There are also ethical consideration that this finding may be confounded by social inequality, although this would be beyond the scope of this discussion here. 

Type 2 omics with and without major drives 

Another common type of clinical models starts with -omics. This can be genomics, but can also be any analysis that has large predictor-to-case ratio, for example 100s or 1000s of clinical information. Sometimes this is just a pure -omics only model, but most of the time the ambition is a prediction model taking everything into account.

Here we mean screening 10s, 100s, or 1000s factors of different characteristics to optimise the model. We do not mean using the few robust predictors that came from previous -omics model, because this would only mean a few (potential) predictors. For example, if we screen 1000s factors in previous projects and found apoE allele genotype is a robust predictor of dementia in a few populations, and then develop a clinical model based on apoE and other factors known to be predictors (such as age, sex, smoking), then this is no longer an -omics approach that we discuss here.

So here we mean that some people is ambitious enough to develop a model straight from many -omics and non -omics predictors to an extent that the number of candidate predictors (and various ways to combine them) is much larger than the number of cases (or events, or outcomes).

I have to say this is really challenging.

it may not be very challenging to find some ‘positive signals’ and get excited, but reproduce this exciting finding is normally very challenging. 

Being responsible for using any finding from this would also be challenging. Unfortunately most data specialists who have the strongest voice in this field do not need to take the responsibility of individual misclassification. I would like to advise the specialists to reflect how much they react to under-diagnosis and over-diagnosis when they are the patients. When we apply our results to real lives, we need to think in an absolute term, not in false discovery rates.

The current practice in the -omics approach is using the theoretical reproducibility, such as p value or false discovery rate, or their variants, which ignores the fact that the main source of errors are not random. 

Trying to assume reproducibility of -omics on top of the reproducibility of a clinical reproduction model, both without a real evidence of reproducibility, will become quite opportunistic. 

This is the best data we have got (and why AI/ML has little to do with it)

It would be surprising not to mention AI (artificial intelligence) at all. AI specialists may laugh at it because this is probably more of a machine learning (ML) problem. ML in medicine so far is only used to fit the model, yet our main trouble here is model fitness is not a good reflection of reproducibility.

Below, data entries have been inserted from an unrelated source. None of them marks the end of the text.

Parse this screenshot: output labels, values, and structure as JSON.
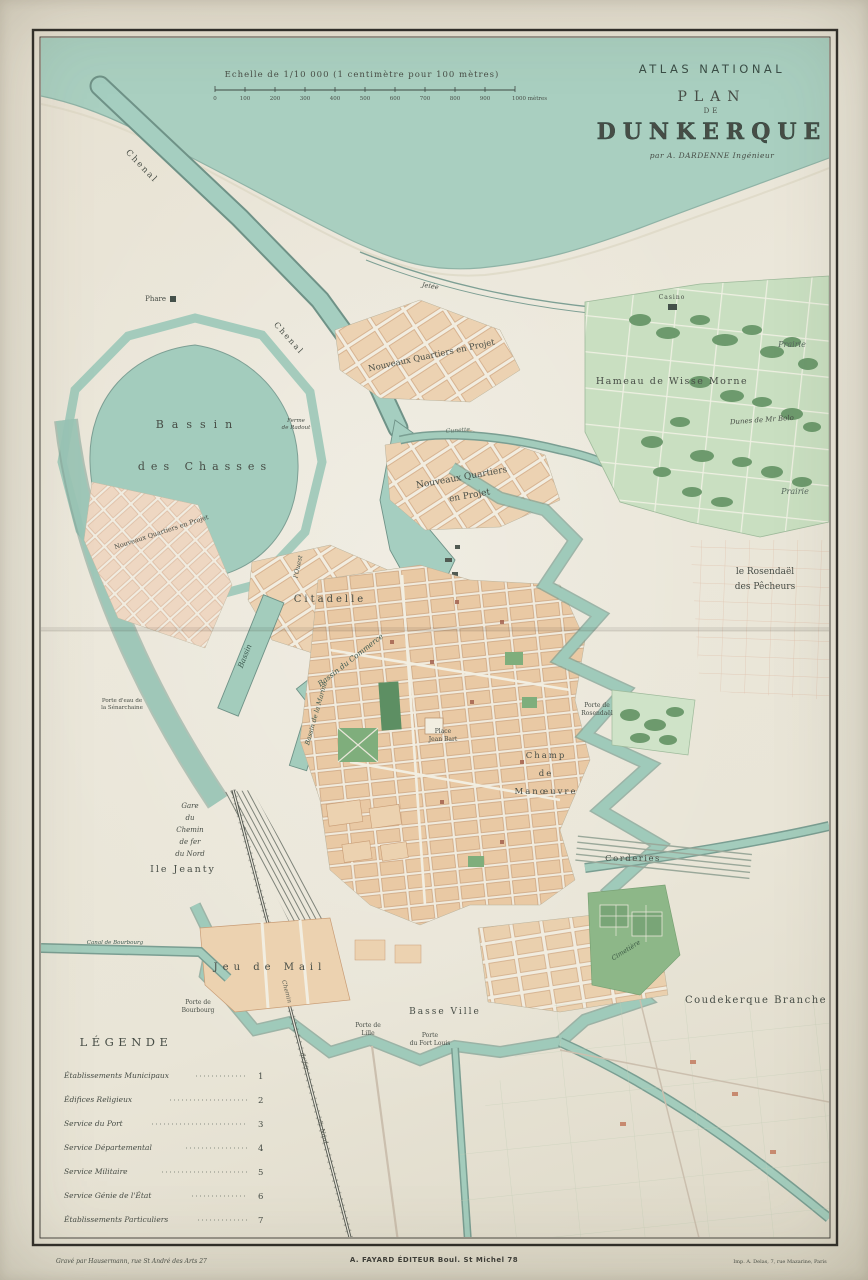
{
  "title": {
    "series": "ATLAS NATIONAL",
    "plan": "PLAN",
    "de": "DE",
    "city": "DUNKERQUE",
    "author": "par A. DARDENNE Ingénieur"
  },
  "scale": {
    "caption": "Echelle de 1/10 000 (1 centimètre pour 100 mètres)",
    "ticks": [
      "0",
      "100",
      "200",
      "300",
      "400",
      "500",
      "600",
      "700",
      "800",
      "900",
      "1000 mètres"
    ]
  },
  "legend": {
    "title": "LÉGENDE",
    "items": [
      {
        "label": "Établissements Municipaux",
        "num": "1"
      },
      {
        "label": "Édifices Religieux",
        "num": "2"
      },
      {
        "label": "Service du Port",
        "num": "3"
      },
      {
        "label": "Service Départemental",
        "num": "4"
      },
      {
        "label": "Service Militaire",
        "num": "5"
      },
      {
        "label": "Service Génie de l'État",
        "num": "6"
      },
      {
        "label": "Établissements Particuliers",
        "num": "7"
      }
    ]
  },
  "imprint": {
    "left": "Gravé par Hausermann, rue St André des Arts 27",
    "center": "A. FAYARD ÉDITEUR  Boul. St Michel 78",
    "right": "Imp. A. Delas, 7, rue Mazarine, Paris"
  },
  "labels": {
    "chenal_a": "Chenal",
    "chenal_b": "Chenal",
    "phare": "Phare",
    "jetee": "Jetée",
    "bassin1": "Bassin",
    "bassin2": "des Chasses",
    "ferme1": "Ferme",
    "ferme2": "de Radout",
    "nq1": "Nouveaux Quartiers en Projet",
    "nq2a": "Nouveaux Quartiers",
    "nq2b": "en Projet",
    "nq3": "Nouveaux Quartiers en Projet",
    "cunette": "Cunette",
    "hameau": "Hameau de Wisse Morne",
    "casino": "Casino",
    "prairie1": "Prairie",
    "prairie2": "Prairie",
    "dunes_prop": "Dunes de Mr Bolo",
    "rosendael1": "le Rosendaël",
    "rosendael2": "des Pêcheurs",
    "citadelle": "Citadelle",
    "bassin_commerce": "Bassin du Commerce",
    "bassin_ouest": "Bassin",
    "louest": "l'Ouest",
    "bassin_marine": "Bassin de la Marine",
    "porte_eau1": "Porte d'eau de",
    "porte_eau2": "la Sénarchaine",
    "place1": "Place",
    "place2": "Jean Bart",
    "champ1": "Champ",
    "champ2": "de",
    "champ3": "Manœuvre",
    "porte_ros1": "Porte de",
    "porte_ros2": "Rosendaël",
    "gare1": "Gare",
    "gare2": "du",
    "gare3": "Chemin",
    "gare4": "de fer",
    "gare5": "du Nord",
    "ile_jeanty": "Ile Jeanty",
    "jeu_de_mail": "Jeu de Mail",
    "porte_bourbourg1": "Porte de",
    "porte_bourbourg2": "Bourbourg",
    "basse_ville": "Basse Ville",
    "porte_lille1": "Porte de",
    "porte_lille2": "Lille",
    "porte_fl1": "Porte",
    "porte_fl2": "du Fort Louis",
    "corderies": "Corderies",
    "cimetiere": "Cimetière",
    "coudekerque": "Coudekerque Branche",
    "rail1": "Chemin",
    "rail2": "de fer",
    "rail3": "du Nord",
    "canal_bourbourg": "Canal de Bourbourg"
  },
  "colors": {
    "sea": "#a9cfc0",
    "water": "#a3ccbc",
    "water_edge": "#7a9e92",
    "blocks": "#eaceac",
    "park": "#7fae7c",
    "paper": "#eee9dc",
    "ink": "#474d46"
  }
}
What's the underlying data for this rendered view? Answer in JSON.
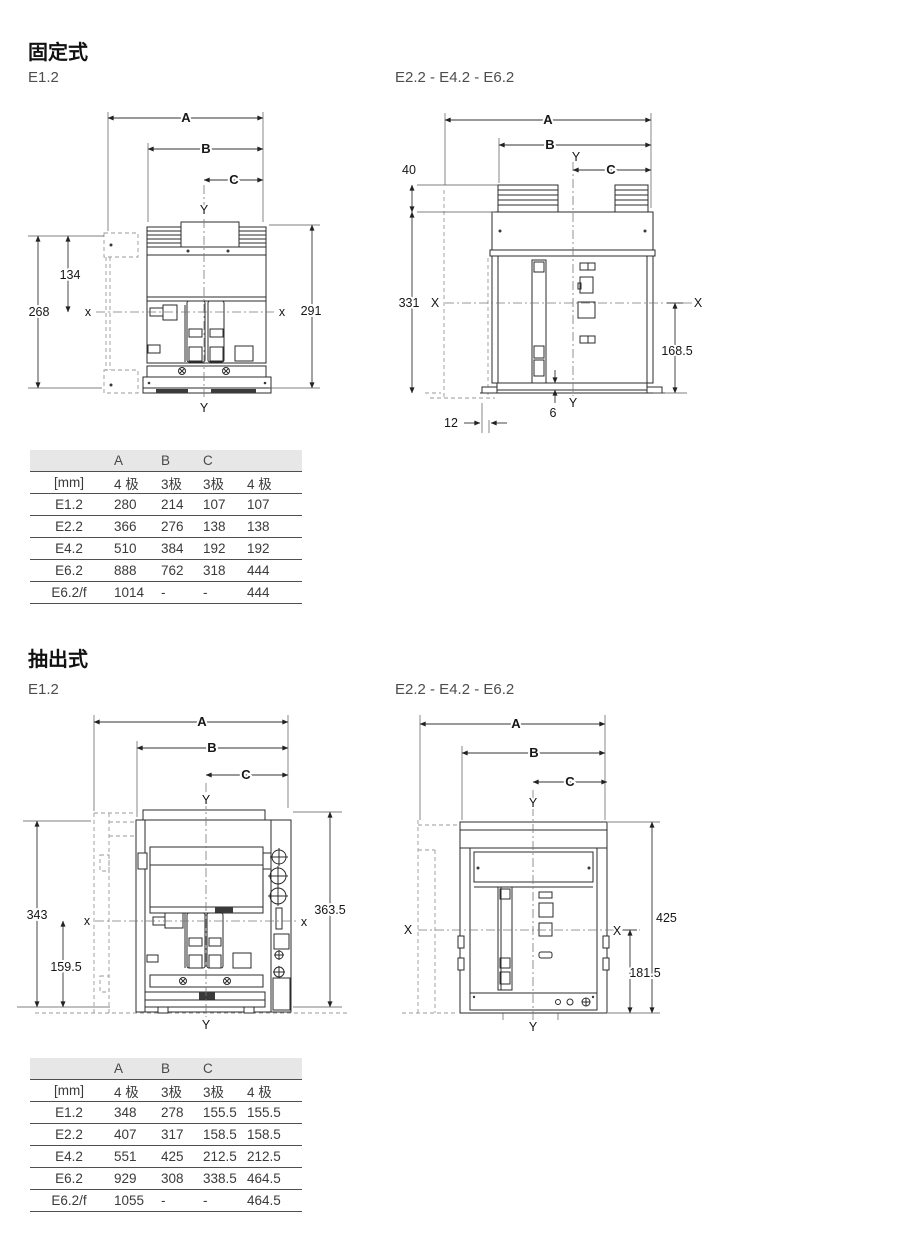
{
  "sections": {
    "fixed": {
      "title": "固定式",
      "left_drawing_label": "E1.2",
      "right_drawing_label": "E2.2 - E4.2 - E6.2"
    },
    "withdrawable": {
      "title": "抽出式",
      "left_drawing_label": "E1.2",
      "right_drawing_label": "E2.2 - E4.2 - E6.2"
    }
  },
  "drawings": {
    "fixed_e12": {
      "dim_a": "A",
      "dim_b": "B",
      "dim_c": "C",
      "axis_y": "Y",
      "axis_x": "x",
      "height_upper": "134",
      "height_total": "268",
      "height_overall": "291"
    },
    "fixed_e22": {
      "dim_a": "A",
      "dim_b": "B",
      "dim_c": "C",
      "axis_y": "Y",
      "axis_x": "X",
      "terminal_height": "40",
      "height_total": "331",
      "height_lower": "168.5",
      "base_offset": "6",
      "foot_offset": "12"
    },
    "wd_e12": {
      "dim_a": "A",
      "dim_b": "B",
      "dim_c": "C",
      "axis_y": "Y",
      "axis_x": "x",
      "height_total": "343",
      "height_lower": "159.5",
      "height_overall": "363.5"
    },
    "wd_e22": {
      "dim_a": "A",
      "dim_b": "B",
      "dim_c": "C",
      "axis_y": "Y",
      "axis_x": "X",
      "height_overall": "425",
      "height_lower": "181.5"
    }
  },
  "tables": {
    "fixed": {
      "letters": {
        "a": "A",
        "b": "B",
        "c": "C"
      },
      "unit_row": [
        "[mm]",
        "4 极",
        "3极",
        "3极",
        "4 极"
      ],
      "rows": [
        [
          "E1.2",
          "280",
          "214",
          "107",
          "107"
        ],
        [
          "E2.2",
          "366",
          "276",
          "138",
          "138"
        ],
        [
          "E4.2",
          "510",
          "384",
          "192",
          "192"
        ],
        [
          "E6.2",
          "888",
          "762",
          "318",
          "444"
        ],
        [
          "E6.2/f",
          "1014",
          "-",
          "-",
          "444"
        ]
      ]
    },
    "withdrawable": {
      "letters": {
        "a": "A",
        "b": "B",
        "c": "C"
      },
      "unit_row": [
        "[mm]",
        "4 极",
        "3极",
        "3极",
        "4 极"
      ],
      "rows": [
        [
          "E1.2",
          "348",
          "278",
          "155.5",
          "155.5"
        ],
        [
          "E2.2",
          "407",
          "317",
          "158.5",
          "158.5"
        ],
        [
          "E4.2",
          "551",
          "425",
          "212.5",
          "212.5"
        ],
        [
          "E6.2",
          "929",
          "308",
          "338.5",
          "464.5"
        ],
        [
          "E6.2/f",
          "1055",
          "-",
          "-",
          "464.5"
        ]
      ]
    }
  }
}
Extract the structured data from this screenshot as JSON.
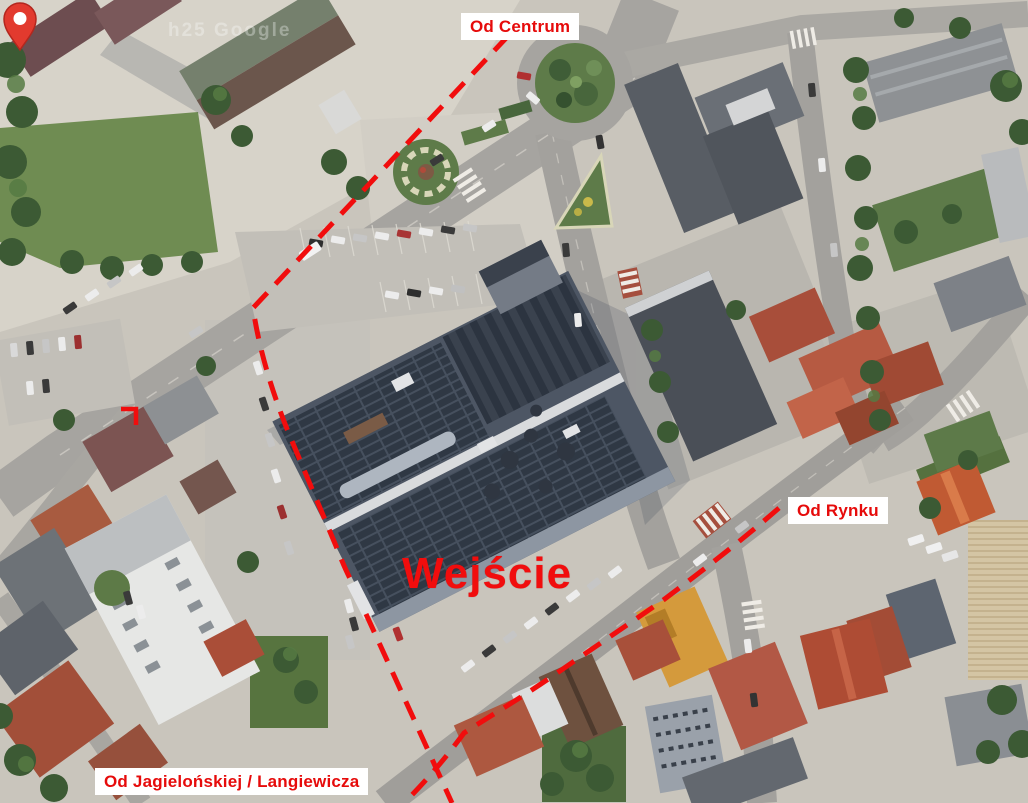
{
  "map_overlay": {
    "entrance": {
      "label": "Wejście",
      "marker_icon": "map-pin-icon"
    },
    "direction_labels": [
      {
        "id": "od-centrum",
        "text": "Od Centrum"
      },
      {
        "id": "od-rynku",
        "text": "Od Rynku"
      },
      {
        "id": "od-jagielonskiej-langiewicza",
        "text": "Od Jagielońskiej / Langiewicza"
      }
    ],
    "routes": {
      "od_centrum": {
        "d": "M508,36 L253,308 C259,349 272,392 289,434 L336,546 C343,564 349,578 355,587"
      },
      "od_rynku": {
        "d": "M779,508 C741,541 702,571 662,601 L557,673 C521,698 490,716 464,733 C447,756 429,778 404,803"
      },
      "od_jagielonskiej": {
        "d": "M366,614 L452,803"
      }
    },
    "corner_marker": {
      "d": "M121,409 L136,409 L136,425"
    },
    "colors": {
      "route_red": "#f10d0d",
      "label_text_red": "#e60b0b",
      "label_bg": "#ffffff",
      "pin_red": "#e23a2e"
    },
    "watermark": "h25 Google"
  }
}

In fairness, ML can be used to optimise reproducibility, but no one bother to collect the data for ML to optimise. If you think about it, data collection is hard work, and ‘data scientists’ do not tend to collect data. So far the main reason we do the whole AI/ML or prediction model is because we do not want to collect the relevant data. So when someone says how well AI/ML has been used successfully in other fields, this may not be true because the approaches may not be the same. Successful ones, such as social media, tend to collect ongoing data and keep trying different interventions, to prove and to improve the prediction. 

Reproducibility is likely to be achieved when the predictors are known risk factors because this is how science usually works.